The call came during a debate organised in the Ethiopian capital, Addis Ababa to discuss key considerations for avoiding the return of full-scale war in the world’s youngest nation.

A dramatic overhaul of existing systems of governance, a shift to more truly inclusive peacemaking processes, and a more open political environment have the potential to bring lasting change to the conflict-ridden country, the group said in a joint statement extended to Sudan Tribune.

“Warring parties must stop wanting to be something, and start thinking about what they can do for their people in order for this to end,” it reads in part.

Edmund Yakani, a renowned civil society activist, proposed the need for political reforms within the governing party (SPLM) for democracy to prevail.

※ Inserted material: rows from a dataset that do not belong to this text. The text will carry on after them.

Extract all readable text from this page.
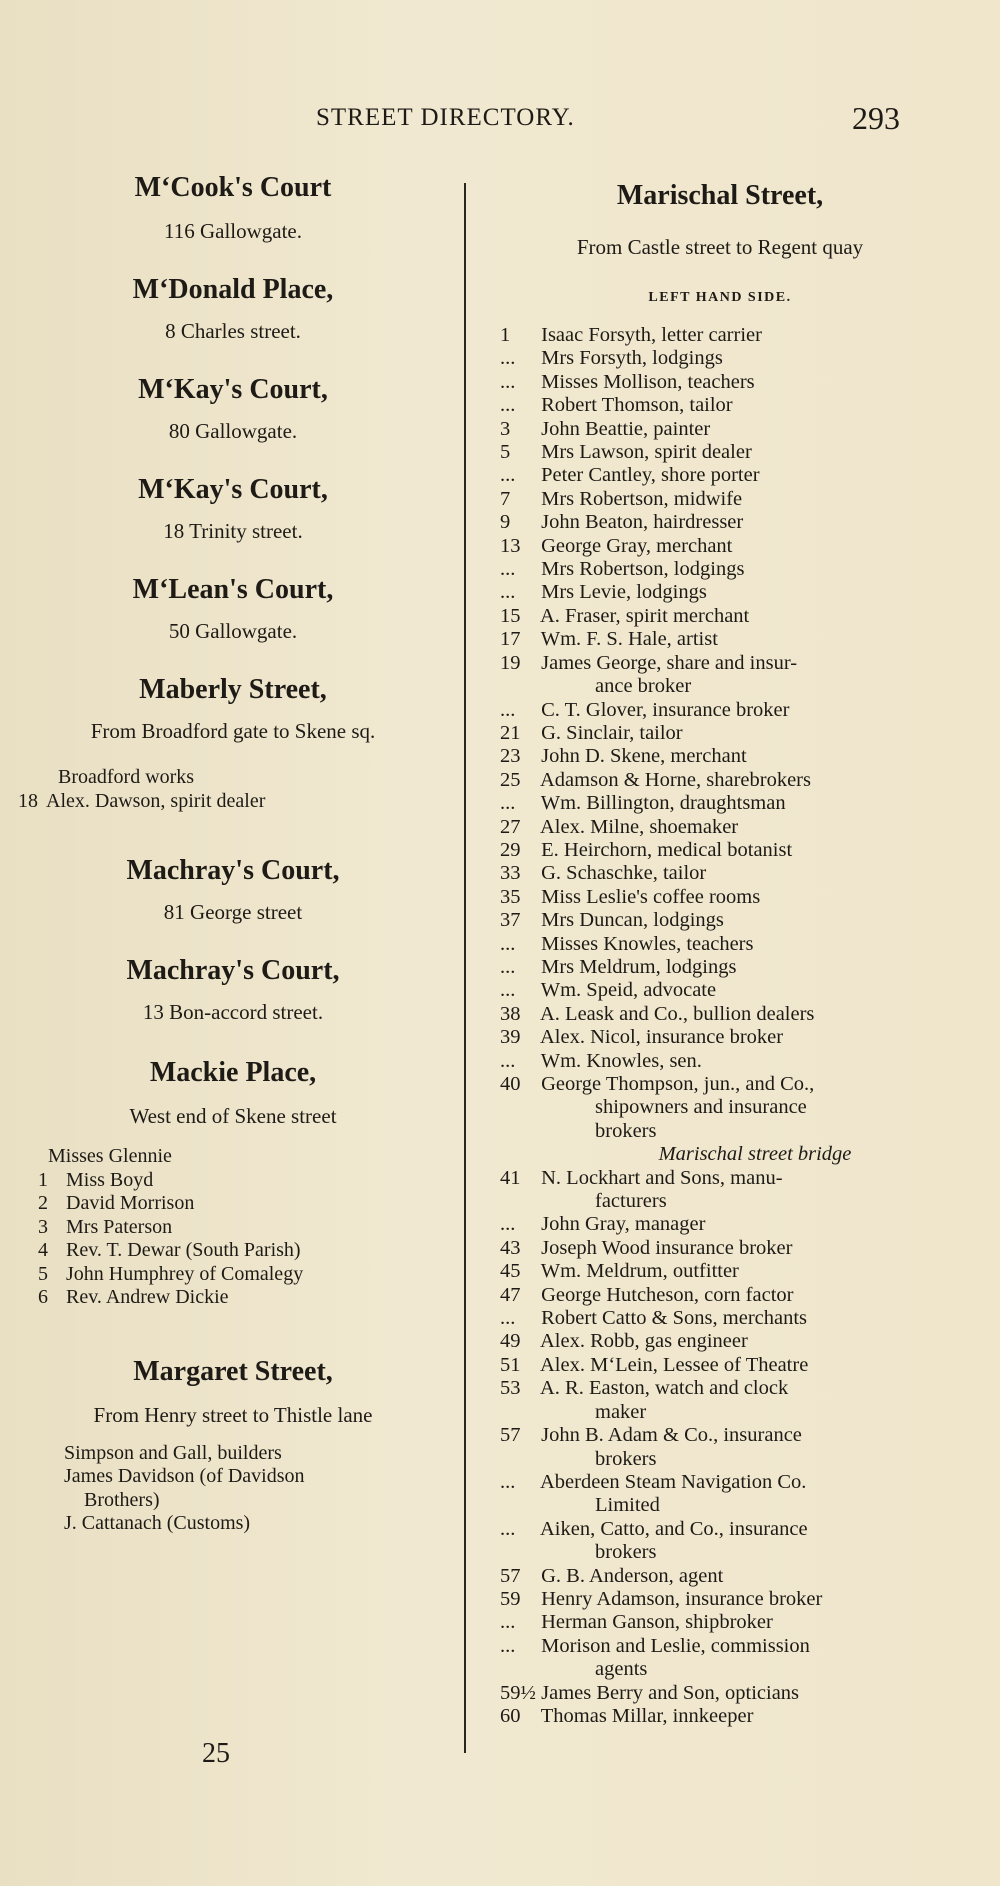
STREET DIRECTORY.	293

M‘Cook's Court

116 Gallowgate.

M‘Donald Place,

8 Charles street.

M‘Kay's Court,

80 Gallowgate.

M‘Kay's Court,

18 Trinity street.

M‘Lean's Court,

50 Gallowgate.

Maberly Street,

From Broadford gate to Skene sq.

Broadford works
18 Alex. Dawson, spirit dealer

Machray's Court,

81 George street

Machray's Court,

13 Bon-accord street.

Mackie Place,

West end of Skene street

Misses Glennie
1 Miss Boyd
2 David Morrison
3 Mrs Paterson
4 Rev. T. Dewar (South Parish)
5 John Humphrey of Comalegy
6 Rev. Andrew Dickie

Margaret Street,

From Henry street to Thistle lane

Simpson and Gall, builders
James Davidson (of Davidson
Brothers)
J. Cattanach (Customs)
25

Marischal Street,

From Castle street to Regent quay

LEFT HAND SIDE.
1 Isaac Forsyth, letter carrier
... Mrs Forsyth, lodgings
... Misses Mollison, teachers
... Robert Thomson, tailor
3 John Beattie, painter
5 Mrs Lawson, spirit dealer
... Peter Cantley, shore porter
7 Mrs Robertson, midwife
9 John Beaton, hairdresser
13 George Gray, merchant
... Mrs Robertson, lodgings
... Mrs Levie, lodgings
15 A. Fraser, spirit merchant
17 Wm. F. S. Hale, artist
19 James George, share and insur-
ance broker
... C. T. Glover, insurance broker
21 G. Sinclair, tailor
23 John D. Skene, merchant
25 Adamson & Horne, sharebrokers
... Wm. Billington, draughtsman
27 Alex. Milne, shoemaker
29 E. Heirchorn, medical botanist
33 G. Schaschke, tailor
35 Miss Leslie's coffee rooms
37 Mrs Duncan, lodgings
... Misses Knowles, teachers
... Mrs Meldrum, lodgings
... Wm. Speid, advocate
38 A. Leask and Co., bullion dealers
39 Alex. Nicol, insurance broker
... Wm. Knowles, sen.
40 George Thompson, jun., and Co.,
shipowners and insurance
brokers
Marischal street bridge
41 N. Lockhart and Sons, manu-
facturers
... John Gray, manager
43 Joseph Wood insurance broker
45 Wm. Meldrum, outfitter
47 George Hutcheson, corn factor
... Robert Catto & Sons, merchants
49 Alex. Robb, gas engineer
51 Alex. M‘Lein, Lessee of Theatre
53 A. R. Easton, watch and clock
maker
57 John B. Adam & Co., insurance
brokers
... Aberdeen Steam Navigation Co.
Limited
... Aiken, Catto, and Co., insurance
brokers
57 G. B. Anderson, agent
59 Henry Adamson, insurance broker
... Herman Ganson, shipbroker
... Morison and Leslie, commission
agents
59½ James Berry and Son, opticians
60 Thomas Millar, innkeeper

David Deng, a researcher South Sudan Law Society (SSLS), said core issues such as corruption, impunity and injustice must be addressed by the proposed transitional government if conflicts, were to be avoided in future.

Nyanuer William Nyuon, the founder of Women Cry for Peace, said women were bigger role players in the peace negotiations to end the raging conflict.

“Women are the most affected people in this current crisis. We should be given the chance to be at that table to have a say in what kind of peace we want,” she said.

Julia Duany, the vice chancellor of John Garang University, said this Independence Day should be an important moment of hard reflection for all South Sudanese.

“We must think critically what it means to be South Sudanese. It’s time to choose the right path, and that path is peace,” she said.

The British charity, Oxfam, organised the political debate, which drew representatives from government, opposition, civil society, non-governmental organisations, donor countries and United Nations, among others.

Desire Assogbavi, the head of Oxfam’s AU Liaison Office, said the discussions provided ideal solutions on how peace could be restored in the country.